Dr. Savita: These days, people are talking about inclusive education and well meaning educators are advocating for it. I would like to know what is inclusive education all about? Lalit Kishore: Inclusive education pertains to educating all children, irrespective of their disability, caste, gender, social status and learning styles in the same classroom. The basic premise is that all can learn but learning paces and styles of learning of diverse children vary from child to child. It is a combination of access of education to all; acceptance of diversity and accommodating every child in the learning process by addressing their diversity.
Dr. Savita: How has the paradigm shift from exclusive general education to inclusive education evolved?
Lalit Kishore: When the society started institutionalized education, the children with impairments were hidden and stigmatised in public spaces, education was accessible only to those who were normal. The exclusion and discrimination in education got accepted since dominant societal group created layers of screening children by valuing similarity, uniformity and competition which was unfair and with different staring points. Then came the times when two types of schools started-separate schools for general education and another set of schools for special education. Thereafter the concepts of 'mainstreaming' and 'integration' were talked about and experimented. Due to research and advancement of education as a discipline as well as child rights activism, currently, inclusive education is being talked right from teacher level to the policy framers
Dr. Savita: How to make a beginning towards inclusive education?
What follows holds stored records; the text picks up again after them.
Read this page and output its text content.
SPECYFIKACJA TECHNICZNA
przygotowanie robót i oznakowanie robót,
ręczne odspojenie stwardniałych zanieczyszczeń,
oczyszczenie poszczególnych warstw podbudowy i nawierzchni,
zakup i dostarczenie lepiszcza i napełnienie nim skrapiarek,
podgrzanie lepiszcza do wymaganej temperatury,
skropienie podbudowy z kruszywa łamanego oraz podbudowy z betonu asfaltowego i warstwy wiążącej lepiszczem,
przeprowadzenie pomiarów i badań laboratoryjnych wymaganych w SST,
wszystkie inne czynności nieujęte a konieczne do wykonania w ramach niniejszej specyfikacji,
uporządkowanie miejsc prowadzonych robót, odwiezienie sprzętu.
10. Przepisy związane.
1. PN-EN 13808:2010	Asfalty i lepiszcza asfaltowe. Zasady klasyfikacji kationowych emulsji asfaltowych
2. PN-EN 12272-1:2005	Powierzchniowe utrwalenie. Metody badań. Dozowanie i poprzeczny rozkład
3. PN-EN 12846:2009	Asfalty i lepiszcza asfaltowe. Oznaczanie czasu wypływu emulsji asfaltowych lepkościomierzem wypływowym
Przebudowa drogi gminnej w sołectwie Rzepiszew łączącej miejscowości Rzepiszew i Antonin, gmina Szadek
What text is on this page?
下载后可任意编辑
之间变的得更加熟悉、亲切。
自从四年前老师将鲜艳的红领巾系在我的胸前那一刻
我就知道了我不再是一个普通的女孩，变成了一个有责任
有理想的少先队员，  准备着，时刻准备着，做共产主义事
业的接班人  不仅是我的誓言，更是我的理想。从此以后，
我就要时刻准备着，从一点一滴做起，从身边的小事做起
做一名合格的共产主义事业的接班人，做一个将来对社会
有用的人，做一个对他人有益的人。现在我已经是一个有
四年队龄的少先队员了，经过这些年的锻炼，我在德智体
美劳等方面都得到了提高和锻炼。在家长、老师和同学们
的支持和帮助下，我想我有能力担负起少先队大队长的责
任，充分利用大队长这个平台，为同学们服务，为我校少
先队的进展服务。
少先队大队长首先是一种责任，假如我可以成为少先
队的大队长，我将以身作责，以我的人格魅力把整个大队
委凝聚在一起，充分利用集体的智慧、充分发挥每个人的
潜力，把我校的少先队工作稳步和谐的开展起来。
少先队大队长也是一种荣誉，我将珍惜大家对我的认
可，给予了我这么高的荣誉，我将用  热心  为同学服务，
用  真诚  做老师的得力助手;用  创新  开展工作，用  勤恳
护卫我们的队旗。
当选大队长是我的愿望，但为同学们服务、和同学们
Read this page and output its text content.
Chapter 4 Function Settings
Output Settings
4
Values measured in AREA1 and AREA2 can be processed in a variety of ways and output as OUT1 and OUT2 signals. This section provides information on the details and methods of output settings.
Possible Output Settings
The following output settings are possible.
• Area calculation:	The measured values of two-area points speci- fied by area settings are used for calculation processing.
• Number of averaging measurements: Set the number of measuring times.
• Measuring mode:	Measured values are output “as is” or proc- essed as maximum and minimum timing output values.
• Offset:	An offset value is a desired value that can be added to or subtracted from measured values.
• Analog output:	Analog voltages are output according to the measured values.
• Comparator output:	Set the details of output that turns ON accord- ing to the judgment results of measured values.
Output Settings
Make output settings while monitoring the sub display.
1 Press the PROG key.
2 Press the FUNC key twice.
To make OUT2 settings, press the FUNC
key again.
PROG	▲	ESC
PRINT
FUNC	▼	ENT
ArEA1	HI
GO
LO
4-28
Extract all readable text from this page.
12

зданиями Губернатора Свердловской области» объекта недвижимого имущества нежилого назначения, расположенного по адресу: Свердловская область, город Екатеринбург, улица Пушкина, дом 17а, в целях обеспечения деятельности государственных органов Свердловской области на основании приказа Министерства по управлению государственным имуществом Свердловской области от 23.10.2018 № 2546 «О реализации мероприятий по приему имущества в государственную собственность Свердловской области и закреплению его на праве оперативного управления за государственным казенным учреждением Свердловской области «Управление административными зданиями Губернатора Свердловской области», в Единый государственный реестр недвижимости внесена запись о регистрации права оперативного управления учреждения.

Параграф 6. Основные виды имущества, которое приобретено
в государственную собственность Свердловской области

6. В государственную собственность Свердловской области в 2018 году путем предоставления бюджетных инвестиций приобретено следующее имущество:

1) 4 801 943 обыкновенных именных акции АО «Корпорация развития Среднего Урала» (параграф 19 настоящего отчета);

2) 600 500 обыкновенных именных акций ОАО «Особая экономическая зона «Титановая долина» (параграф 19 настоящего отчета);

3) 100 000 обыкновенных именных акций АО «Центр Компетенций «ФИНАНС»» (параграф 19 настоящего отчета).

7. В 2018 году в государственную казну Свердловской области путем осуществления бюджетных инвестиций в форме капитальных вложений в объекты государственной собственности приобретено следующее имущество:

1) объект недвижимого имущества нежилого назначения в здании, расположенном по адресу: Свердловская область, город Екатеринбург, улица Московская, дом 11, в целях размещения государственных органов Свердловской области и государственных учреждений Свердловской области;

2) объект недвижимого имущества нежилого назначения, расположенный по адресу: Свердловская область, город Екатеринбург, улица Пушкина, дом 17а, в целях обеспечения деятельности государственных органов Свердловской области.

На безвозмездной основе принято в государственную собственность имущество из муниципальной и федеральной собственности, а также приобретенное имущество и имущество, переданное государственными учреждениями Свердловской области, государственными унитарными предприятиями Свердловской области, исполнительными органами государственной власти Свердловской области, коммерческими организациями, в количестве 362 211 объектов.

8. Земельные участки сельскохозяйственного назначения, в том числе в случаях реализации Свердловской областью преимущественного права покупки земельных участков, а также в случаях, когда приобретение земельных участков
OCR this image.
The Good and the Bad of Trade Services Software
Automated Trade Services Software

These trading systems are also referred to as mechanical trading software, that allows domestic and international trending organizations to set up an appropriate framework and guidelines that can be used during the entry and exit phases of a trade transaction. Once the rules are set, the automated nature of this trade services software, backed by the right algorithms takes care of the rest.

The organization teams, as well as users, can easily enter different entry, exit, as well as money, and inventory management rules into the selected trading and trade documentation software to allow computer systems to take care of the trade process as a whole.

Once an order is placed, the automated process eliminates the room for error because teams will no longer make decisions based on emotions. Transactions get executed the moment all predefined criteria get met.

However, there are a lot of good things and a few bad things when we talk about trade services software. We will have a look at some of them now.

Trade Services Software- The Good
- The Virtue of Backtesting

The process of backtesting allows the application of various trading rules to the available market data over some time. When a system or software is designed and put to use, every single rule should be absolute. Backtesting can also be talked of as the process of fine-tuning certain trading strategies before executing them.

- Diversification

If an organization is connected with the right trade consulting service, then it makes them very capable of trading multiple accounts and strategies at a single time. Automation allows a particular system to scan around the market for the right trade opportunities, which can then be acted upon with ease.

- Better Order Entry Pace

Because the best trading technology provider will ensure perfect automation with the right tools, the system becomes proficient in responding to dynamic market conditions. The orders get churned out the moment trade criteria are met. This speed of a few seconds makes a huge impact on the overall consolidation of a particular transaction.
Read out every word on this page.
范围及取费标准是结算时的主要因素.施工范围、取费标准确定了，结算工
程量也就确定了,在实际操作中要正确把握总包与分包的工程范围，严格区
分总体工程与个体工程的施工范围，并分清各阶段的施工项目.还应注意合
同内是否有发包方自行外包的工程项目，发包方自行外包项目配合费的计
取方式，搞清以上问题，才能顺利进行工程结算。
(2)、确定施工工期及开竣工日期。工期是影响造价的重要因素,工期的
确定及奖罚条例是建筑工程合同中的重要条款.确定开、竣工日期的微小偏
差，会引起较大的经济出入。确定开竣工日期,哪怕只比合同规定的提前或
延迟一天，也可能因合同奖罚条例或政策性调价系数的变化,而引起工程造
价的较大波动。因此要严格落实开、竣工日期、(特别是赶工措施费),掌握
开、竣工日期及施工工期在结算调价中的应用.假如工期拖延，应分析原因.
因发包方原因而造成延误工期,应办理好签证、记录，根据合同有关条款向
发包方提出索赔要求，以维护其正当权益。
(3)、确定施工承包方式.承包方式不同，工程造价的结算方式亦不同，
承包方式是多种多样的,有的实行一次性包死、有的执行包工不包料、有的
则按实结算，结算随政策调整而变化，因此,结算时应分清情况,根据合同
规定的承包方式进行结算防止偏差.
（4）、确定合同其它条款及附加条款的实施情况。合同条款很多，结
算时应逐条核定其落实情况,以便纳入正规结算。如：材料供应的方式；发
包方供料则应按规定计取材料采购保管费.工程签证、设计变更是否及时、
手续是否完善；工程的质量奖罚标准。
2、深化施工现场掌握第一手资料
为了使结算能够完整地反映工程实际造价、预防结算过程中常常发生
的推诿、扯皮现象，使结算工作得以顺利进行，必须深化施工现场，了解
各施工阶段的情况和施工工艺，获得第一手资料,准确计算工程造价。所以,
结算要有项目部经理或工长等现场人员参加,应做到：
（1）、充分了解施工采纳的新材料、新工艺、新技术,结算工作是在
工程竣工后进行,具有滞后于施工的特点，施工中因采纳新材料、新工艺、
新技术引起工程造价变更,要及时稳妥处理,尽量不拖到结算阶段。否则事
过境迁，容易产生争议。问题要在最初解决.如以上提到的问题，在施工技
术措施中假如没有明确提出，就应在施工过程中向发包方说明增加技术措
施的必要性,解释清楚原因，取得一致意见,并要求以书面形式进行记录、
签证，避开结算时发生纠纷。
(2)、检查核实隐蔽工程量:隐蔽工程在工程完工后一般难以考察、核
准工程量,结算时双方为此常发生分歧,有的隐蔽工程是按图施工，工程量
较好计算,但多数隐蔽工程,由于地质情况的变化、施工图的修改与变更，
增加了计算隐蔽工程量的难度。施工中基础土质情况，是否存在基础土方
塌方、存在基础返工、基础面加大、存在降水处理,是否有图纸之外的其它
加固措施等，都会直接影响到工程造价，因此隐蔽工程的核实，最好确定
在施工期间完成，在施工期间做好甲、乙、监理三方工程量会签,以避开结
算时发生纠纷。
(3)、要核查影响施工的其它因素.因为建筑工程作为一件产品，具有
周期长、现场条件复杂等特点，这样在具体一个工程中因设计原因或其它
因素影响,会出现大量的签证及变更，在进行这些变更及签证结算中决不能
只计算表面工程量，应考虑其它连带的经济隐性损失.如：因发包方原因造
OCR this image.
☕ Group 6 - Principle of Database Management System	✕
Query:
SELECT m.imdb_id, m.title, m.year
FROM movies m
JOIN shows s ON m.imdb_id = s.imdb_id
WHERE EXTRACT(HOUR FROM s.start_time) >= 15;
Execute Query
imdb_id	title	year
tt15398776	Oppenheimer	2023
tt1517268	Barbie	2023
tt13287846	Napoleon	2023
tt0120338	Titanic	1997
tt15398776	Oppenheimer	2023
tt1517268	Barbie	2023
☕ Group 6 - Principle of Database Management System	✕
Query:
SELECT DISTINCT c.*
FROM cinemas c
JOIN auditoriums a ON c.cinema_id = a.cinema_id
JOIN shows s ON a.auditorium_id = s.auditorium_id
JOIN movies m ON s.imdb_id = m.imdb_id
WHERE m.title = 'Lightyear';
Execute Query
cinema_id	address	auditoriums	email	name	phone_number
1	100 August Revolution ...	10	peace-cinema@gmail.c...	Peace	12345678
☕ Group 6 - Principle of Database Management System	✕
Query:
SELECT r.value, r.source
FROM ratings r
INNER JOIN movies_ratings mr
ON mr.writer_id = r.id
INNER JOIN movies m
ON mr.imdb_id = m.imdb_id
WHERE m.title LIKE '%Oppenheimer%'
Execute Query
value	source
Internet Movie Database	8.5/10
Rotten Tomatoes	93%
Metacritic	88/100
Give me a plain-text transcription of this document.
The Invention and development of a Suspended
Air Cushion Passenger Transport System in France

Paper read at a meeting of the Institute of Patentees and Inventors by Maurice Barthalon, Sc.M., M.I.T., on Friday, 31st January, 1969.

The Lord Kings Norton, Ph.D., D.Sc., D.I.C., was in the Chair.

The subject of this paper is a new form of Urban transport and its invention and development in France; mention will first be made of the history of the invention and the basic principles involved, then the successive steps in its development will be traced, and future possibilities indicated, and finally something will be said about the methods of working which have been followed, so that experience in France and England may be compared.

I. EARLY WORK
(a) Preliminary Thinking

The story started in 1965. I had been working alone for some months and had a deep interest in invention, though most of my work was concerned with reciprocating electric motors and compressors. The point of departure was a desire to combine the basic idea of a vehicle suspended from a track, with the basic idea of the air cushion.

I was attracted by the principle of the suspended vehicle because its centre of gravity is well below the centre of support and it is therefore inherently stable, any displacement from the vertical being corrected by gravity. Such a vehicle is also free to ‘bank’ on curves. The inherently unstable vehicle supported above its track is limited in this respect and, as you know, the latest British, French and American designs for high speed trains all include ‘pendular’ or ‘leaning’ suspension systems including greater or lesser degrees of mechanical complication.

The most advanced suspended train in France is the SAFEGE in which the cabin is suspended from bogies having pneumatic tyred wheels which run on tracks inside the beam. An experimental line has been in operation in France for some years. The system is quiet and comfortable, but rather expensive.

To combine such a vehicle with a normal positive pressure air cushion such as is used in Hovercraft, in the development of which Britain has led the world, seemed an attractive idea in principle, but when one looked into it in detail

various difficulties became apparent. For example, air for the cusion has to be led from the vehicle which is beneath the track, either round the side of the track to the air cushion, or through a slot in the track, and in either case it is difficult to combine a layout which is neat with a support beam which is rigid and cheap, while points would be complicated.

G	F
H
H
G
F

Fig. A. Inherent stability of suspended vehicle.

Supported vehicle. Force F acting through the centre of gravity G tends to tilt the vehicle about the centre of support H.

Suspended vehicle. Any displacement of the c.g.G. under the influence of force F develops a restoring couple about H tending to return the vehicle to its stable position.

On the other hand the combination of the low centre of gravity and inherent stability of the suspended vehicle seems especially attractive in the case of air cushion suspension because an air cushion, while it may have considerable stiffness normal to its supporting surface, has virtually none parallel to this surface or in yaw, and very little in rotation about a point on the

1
Lalit Kishore: In some countries, through community-based neighbourhood school system, the school managements consisting mainly of parents have made the child level educational planning (micro-planning) and have become the support systems for learning of diverse children. Even some committed groups have demonstrated the success of inclusive education by implementing differentiated learning techniques. How to scale up the successful practice is a matter of committed school management and child-level educational planning and execution by involving schools and homes as equal stakeholders in the education of every child.
Dr. Savita: Even in a general education classroom and teacher education institutions, children are diverse but 'one-size-fit-all' style of teaching is being followed. What do you say of that?
Lalit Kishore: This is unfortunate that despite the Right to Education (RTE) Act, the factory and screened- access model of education is being followed. The teacher education needs to be reformed since their classroom instruction is also based on rote learning and cracking the examination to pick up the degree and perpetuate the discrimination in education. Teacher education has become rotten and we must begin from there. Only a teacher who is prepared for inclusive education and appropriate attitudes can work well for inclusive education.